The bottom is a case that I recall studying in a sociology class I had.
In June of 1958, Richard Loving and Mildred Jeter were married in Washington, D.C. Six months after having been married, the couple was arrested, convicted of a felony, and sentenced to a year in jail. Their crime? Richard was white. Mildred was black.
The trial judge suspended the sentence for a period of 25 years on the condition that the Lovings leave the State and not return to Virginia together for 25 years. He stated in an opinion that:
"Almighty God created the races white, black, yellow, malay and red, and he placed them on separate continents. And but for the interference with his arrangement there would be no cause for such marriages. The fact that he separated the races shows that he did not intend for the races to mix."
The Lovings moved to Washington, D.C. (where they lived for 8 years) and appealed their conviction on the grounds that Virginia law (The Racial Integrity Law of 1924) violated their rights to equal protection of the law and due process under the Fourteenth Amendment.
Their case went through many levels of the justice system and their appeal was denied every time. On June 12, 1967, their case appeared before the United States Supreme Court. The Court decided unanimously (9-0) to strike down Virginia's laws, as well as statutes in 17 other states that still forbade interracial marriages. Finally, after nine years of struggle, the Lovings won the right to live together as husband and wife in their home state. In the words of Chief Justice Earl Warren, "Under our Constitution, the freedom to marry a person of another race resides within the individual and cannot be infringed on by the State. These convictions must be reversed. It is so ordered."
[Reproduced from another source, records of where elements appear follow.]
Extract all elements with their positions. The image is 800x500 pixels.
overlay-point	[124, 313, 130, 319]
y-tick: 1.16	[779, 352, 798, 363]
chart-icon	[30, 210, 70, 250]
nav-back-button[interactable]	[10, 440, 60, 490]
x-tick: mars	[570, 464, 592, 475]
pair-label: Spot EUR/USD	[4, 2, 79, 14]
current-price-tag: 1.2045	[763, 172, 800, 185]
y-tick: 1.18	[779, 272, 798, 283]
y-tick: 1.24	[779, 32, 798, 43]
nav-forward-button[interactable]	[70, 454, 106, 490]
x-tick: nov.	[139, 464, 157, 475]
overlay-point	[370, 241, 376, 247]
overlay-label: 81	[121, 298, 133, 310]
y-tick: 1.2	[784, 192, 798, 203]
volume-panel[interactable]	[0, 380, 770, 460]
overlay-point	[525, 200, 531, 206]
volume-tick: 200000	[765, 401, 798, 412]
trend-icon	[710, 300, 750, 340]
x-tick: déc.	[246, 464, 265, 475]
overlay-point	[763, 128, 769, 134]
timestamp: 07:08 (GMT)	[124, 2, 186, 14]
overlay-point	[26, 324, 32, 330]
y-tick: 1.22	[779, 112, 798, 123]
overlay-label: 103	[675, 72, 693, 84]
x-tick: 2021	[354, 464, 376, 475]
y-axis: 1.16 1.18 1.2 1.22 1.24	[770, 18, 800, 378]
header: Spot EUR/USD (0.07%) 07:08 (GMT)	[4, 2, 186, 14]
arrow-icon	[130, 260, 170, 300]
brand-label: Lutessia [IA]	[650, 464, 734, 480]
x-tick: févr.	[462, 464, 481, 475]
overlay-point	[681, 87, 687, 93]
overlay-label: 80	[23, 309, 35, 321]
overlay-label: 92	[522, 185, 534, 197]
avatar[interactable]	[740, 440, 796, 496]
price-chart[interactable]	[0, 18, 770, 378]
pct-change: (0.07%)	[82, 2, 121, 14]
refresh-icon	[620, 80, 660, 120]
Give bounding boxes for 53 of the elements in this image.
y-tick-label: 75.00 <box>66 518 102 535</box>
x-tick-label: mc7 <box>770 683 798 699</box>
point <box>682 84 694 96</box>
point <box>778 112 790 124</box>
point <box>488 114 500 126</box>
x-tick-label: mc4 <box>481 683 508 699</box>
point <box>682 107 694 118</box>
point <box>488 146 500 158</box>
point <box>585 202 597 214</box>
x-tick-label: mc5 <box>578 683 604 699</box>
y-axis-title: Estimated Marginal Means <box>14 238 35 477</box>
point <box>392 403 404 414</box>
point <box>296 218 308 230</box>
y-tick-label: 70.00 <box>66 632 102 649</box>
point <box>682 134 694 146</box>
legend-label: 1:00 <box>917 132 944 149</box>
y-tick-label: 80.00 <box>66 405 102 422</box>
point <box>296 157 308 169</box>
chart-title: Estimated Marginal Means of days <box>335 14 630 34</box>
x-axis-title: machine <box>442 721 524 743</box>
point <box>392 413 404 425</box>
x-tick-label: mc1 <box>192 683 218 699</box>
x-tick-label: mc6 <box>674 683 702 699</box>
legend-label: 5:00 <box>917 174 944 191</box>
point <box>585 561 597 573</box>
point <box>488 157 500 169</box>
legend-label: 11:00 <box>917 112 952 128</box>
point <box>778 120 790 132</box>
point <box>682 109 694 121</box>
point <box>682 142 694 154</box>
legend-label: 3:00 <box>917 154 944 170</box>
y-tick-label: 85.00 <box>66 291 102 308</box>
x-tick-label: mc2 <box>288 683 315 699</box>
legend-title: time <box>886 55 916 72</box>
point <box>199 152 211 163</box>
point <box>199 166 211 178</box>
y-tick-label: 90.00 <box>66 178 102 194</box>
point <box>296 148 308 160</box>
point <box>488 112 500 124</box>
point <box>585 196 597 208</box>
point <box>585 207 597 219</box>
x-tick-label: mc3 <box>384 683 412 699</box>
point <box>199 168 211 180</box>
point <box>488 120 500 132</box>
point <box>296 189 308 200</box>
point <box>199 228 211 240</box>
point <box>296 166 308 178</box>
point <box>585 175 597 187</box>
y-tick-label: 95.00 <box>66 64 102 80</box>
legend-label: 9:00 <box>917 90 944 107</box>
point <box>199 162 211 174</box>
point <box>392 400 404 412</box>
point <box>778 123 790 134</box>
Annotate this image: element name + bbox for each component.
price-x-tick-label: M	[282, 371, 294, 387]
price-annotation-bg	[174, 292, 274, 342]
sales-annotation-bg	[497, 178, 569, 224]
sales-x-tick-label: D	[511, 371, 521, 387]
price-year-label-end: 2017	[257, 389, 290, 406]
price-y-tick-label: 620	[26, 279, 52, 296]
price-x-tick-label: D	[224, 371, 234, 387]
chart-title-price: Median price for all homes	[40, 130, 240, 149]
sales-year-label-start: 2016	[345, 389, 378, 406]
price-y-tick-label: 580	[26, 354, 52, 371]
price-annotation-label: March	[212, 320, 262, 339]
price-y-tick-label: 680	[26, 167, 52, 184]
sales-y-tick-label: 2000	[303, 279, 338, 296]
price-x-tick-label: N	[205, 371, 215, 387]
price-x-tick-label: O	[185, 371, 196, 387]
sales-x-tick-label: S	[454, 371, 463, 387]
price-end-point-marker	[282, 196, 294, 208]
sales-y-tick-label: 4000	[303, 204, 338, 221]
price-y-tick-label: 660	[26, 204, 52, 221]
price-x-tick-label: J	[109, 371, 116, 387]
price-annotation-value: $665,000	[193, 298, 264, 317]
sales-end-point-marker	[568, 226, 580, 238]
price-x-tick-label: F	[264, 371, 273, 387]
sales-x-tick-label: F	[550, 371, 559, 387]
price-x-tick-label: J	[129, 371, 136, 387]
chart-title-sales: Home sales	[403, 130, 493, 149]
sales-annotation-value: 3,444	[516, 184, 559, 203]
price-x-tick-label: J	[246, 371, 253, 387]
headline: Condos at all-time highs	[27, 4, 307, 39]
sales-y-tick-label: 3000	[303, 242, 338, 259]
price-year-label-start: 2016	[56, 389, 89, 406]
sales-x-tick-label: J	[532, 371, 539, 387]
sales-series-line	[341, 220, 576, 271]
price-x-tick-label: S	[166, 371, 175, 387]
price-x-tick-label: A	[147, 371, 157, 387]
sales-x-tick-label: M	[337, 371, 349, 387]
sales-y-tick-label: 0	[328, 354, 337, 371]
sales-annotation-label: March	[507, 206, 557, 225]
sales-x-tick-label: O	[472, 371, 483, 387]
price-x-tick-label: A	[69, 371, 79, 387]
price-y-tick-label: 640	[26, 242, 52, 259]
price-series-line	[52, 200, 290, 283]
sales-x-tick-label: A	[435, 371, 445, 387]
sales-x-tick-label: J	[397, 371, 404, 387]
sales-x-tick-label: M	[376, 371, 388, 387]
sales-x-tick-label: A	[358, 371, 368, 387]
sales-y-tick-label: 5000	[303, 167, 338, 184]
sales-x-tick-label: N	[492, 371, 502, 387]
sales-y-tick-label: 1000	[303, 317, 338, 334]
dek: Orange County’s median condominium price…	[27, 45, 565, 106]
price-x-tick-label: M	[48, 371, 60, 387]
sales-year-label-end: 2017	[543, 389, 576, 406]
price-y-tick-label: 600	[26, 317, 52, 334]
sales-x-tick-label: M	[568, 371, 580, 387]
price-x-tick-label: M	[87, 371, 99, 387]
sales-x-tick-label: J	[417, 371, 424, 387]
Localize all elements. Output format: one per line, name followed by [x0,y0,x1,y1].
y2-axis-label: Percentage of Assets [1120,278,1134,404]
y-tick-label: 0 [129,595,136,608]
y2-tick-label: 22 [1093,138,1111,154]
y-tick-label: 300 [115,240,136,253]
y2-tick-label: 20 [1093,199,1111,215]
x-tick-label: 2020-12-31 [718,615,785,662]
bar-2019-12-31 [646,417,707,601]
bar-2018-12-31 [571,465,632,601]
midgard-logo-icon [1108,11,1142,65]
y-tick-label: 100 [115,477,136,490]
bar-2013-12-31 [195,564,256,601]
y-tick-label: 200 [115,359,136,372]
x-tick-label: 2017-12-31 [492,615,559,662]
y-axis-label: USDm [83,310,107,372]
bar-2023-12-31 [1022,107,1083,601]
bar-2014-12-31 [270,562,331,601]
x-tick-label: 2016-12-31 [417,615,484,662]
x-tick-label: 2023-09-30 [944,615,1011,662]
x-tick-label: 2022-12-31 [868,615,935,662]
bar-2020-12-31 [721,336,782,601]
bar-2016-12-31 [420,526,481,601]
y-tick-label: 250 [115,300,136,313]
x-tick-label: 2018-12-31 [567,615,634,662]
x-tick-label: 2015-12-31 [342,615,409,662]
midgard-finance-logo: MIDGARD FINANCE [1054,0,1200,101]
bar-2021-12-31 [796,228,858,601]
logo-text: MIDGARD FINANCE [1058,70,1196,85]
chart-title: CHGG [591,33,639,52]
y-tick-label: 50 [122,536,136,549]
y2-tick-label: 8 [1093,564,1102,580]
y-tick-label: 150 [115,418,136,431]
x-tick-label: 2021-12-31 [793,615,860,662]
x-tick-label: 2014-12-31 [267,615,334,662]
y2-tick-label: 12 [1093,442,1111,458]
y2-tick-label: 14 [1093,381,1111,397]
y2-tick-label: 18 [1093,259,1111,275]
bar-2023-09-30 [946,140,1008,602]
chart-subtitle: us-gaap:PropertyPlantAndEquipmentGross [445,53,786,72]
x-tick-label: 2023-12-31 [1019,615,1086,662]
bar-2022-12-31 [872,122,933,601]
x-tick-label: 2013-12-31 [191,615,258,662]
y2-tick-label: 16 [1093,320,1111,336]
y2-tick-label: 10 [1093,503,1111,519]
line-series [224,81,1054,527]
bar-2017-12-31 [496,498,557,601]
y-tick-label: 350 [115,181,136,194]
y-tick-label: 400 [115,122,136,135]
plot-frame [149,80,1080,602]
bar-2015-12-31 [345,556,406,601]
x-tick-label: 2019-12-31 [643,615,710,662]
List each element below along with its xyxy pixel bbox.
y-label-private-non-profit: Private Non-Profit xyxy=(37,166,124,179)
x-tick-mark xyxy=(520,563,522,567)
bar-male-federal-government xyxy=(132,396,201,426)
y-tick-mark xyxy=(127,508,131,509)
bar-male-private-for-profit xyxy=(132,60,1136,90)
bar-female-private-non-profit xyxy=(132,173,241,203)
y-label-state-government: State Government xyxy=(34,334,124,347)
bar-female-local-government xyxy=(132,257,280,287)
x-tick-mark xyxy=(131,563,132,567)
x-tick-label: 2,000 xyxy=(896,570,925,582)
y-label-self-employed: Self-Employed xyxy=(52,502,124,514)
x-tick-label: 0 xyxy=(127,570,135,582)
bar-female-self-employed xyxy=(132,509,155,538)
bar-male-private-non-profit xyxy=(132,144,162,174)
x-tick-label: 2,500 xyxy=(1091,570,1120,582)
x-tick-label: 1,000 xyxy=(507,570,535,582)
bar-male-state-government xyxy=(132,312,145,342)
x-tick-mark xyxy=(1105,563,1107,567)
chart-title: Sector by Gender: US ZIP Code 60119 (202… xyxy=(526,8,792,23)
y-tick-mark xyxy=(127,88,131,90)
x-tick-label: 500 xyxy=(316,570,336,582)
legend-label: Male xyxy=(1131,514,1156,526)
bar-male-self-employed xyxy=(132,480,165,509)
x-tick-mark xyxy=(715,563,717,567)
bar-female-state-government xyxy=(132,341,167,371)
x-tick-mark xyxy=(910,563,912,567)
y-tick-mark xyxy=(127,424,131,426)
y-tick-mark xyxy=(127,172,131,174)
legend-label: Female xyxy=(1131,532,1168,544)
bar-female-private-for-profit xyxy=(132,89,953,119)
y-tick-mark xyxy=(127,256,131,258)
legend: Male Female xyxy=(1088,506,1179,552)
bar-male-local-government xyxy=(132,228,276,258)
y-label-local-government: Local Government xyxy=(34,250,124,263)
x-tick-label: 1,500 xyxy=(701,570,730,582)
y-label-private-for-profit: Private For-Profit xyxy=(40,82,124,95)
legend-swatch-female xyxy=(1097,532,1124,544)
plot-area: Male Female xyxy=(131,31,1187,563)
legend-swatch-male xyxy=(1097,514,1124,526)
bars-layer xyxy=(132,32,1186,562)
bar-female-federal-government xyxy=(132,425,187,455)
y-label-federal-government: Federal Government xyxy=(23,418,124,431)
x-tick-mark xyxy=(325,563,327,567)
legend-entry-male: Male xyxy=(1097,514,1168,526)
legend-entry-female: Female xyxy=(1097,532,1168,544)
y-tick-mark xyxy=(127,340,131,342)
Mildred Loving is alone now-- The marriage that entered her name in law school textbooks ended in 1975 when a drunken driver broadsided the couple's car and killed her husband. She lives quietly in the small cinderblock house Loving built for her and three children after the Supreme Court decision allowed them to return to Virginia "MIXED AND MATCHED. Mildred and Richard Loving didn't want to overturn Virginia's anti-miscegenation law, they just wanted to get married."